The report’s Special Focus section offers an in-depth exploration of  the war’s impact on commodity markets. It also examines how commodity markets responded to similar shocks in the past. The analysis finds that the war’s impact could be longer-lasting than previous shocks for at least two reasons.

First, there is less room now to substitute the most affected energy commodities for other fossil fuels—because price increases have been broad-based across all fuels. Second, the increase in prices of some commodities is also driving up prices of other commodities—high natural-gas prices have raised fertilizer prices, putting upward pressure on agricultural prices. In addition, policy responses so far have focused more on tax cuts and subsidies—which often exacerbate supply shortfalls and price pressures—than on long-term measures to reduce demand and encourage alternative sources of supply.

The war is also leading to more costly patterns of trade that could result in longer-lasting inflation. It is expected to cause a major diversion of trade in energy. For example, some countries are now seeking coal supplies from more remote locations. At the same time, some major coal importers could step up imports from Russia while reducing demand from other large exporters. This diversion will likely be more costly, the report notes, because it involves greater transportation distances—and coal is bulky and expensive to transport. Similar diversions are occurring with natural gas and oil.

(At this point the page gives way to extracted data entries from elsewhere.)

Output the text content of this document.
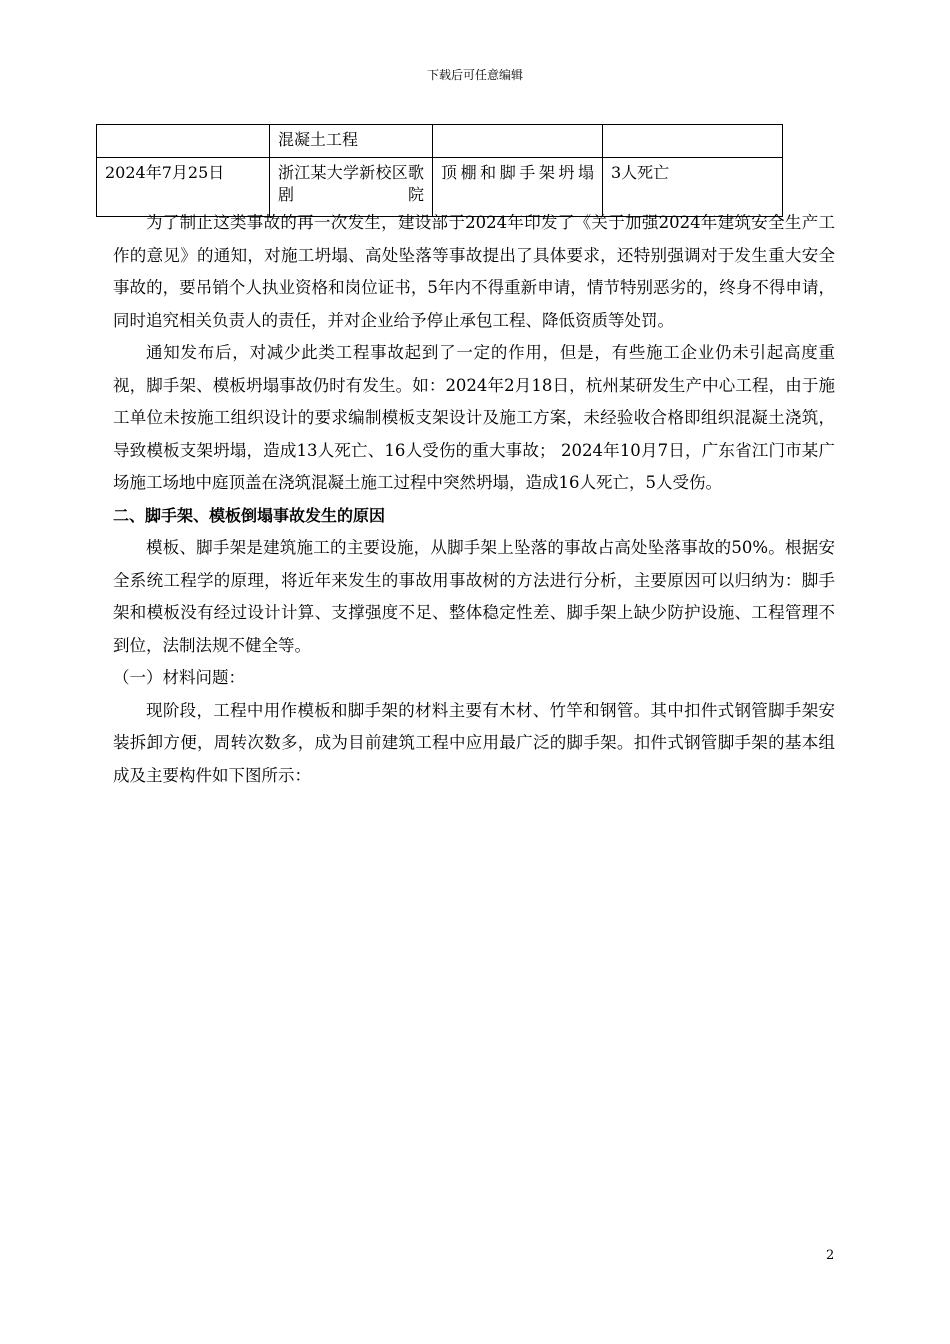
下载后可任意编辑
	混凝土工程		
2024年7月25日	浙江某大学新校区歌剧院	顶棚和脚手架坍塌	3人死亡

为了制止这类事故的再一次发生，建设部于2024年印发了《关于加强2024年建筑安全生产工作的意见》的通知，对施工坍塌、高处坠落等事故提出了具体要求，还特别强调对于发生重大安全事故的，要吊销个人执业资格和岗位证书，5年内不得重新申请，情节特别恶劣的，终身不得申请，同时追究相关负责人的责任，并对企业给予停止承包工程、降低资质等处罚。

通知发布后，对减少此类工程事故起到了一定的作用，但是，有些施工企业仍未引起高度重视，脚手架、模板坍塌事故仍时有发生。如：2024年2月18日，杭州某研发生产中心工程，由于施工单位未按施工组织设计的要求编制模板支架设计及施工方案，未经验收合格即组织混凝土浇筑，导致模板支架坍塌，造成13人死亡、16人受伤的重大事故； 2024年10月7日，广东省江门市某广场施工场地中庭顶盖在浇筑混凝土施工过程中突然坍塌，造成16人死亡，5人受伤。

二、脚手架、模板倒塌事故发生的原因

模板、脚手架是建筑施工的主要设施，从脚手架上坠落的事故占高处坠落事故的50%。根据安全系统工程学的原理，将近年来发生的事故用事故树的方法进行分析，主要原因可以归纳为：脚手架和模板没有经过设计计算、支撑强度不足、整体稳定性差、脚手架上缺少防护设施、工程管理不到位，法制法规不健全等。

（一）材料问题：

现阶段，工程中用作模板和脚手架的材料主要有木材、竹竿和钢管。其中扣件式钢管脚手架安装拆卸方便，周转次数多，成为目前建筑工程中应用最广泛的脚手架。扣件式钢管脚手架的基本组成及主要构件如下图所示：

2
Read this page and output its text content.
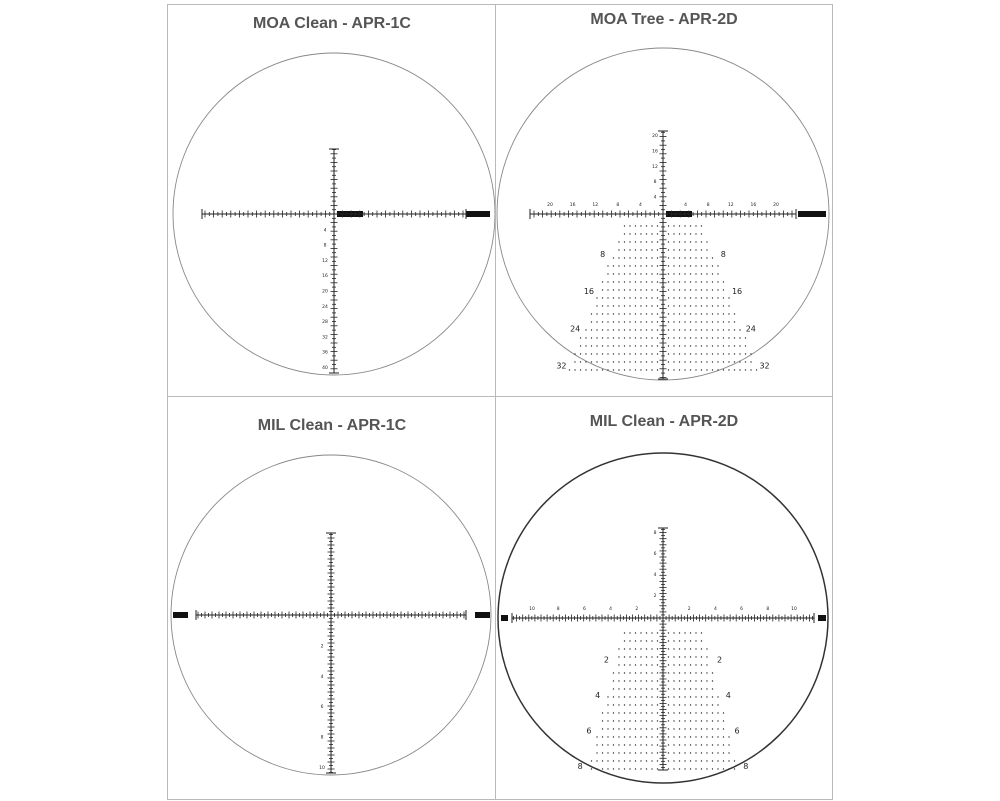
MOA Clean - APR-1C
4
8
12
16
20
24
28
32
36
40
MOA Tree - APR-2D
20
16
12
8
4
20	16	12	8	4	4	8	12	16	20
8	8
16	16
24	24
32	32
MIL Clean - APR-1C
2
4
6
8
10
MIL Clean - APR-2D
8
6
4
2
10	8	6	4	2	2	4	6	8	10
2	2
4	4
6	6
8	8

In the near-term, higher prices threaten to disrupt or delay the transition to cleaner forms of energy. Several countries have announced plans to increase production of fossil fuels. High metal prices are also driving up the cost of renewable energy, which depends on metals such as aluminum and battery-grade nickel.

The report urges policymakers to act promptly to minimize harm to their citizens—and to the global economy. It calls for targeted safety-net programs such as cash transfers, school feeding programs, and public work programs—rather than food and fuel subsidies. A key priority should be to invest in energy efficiency, including weatherization of buildings. It also calls on countries to accelerate the development of zero-carbon sources of energy such as renewables.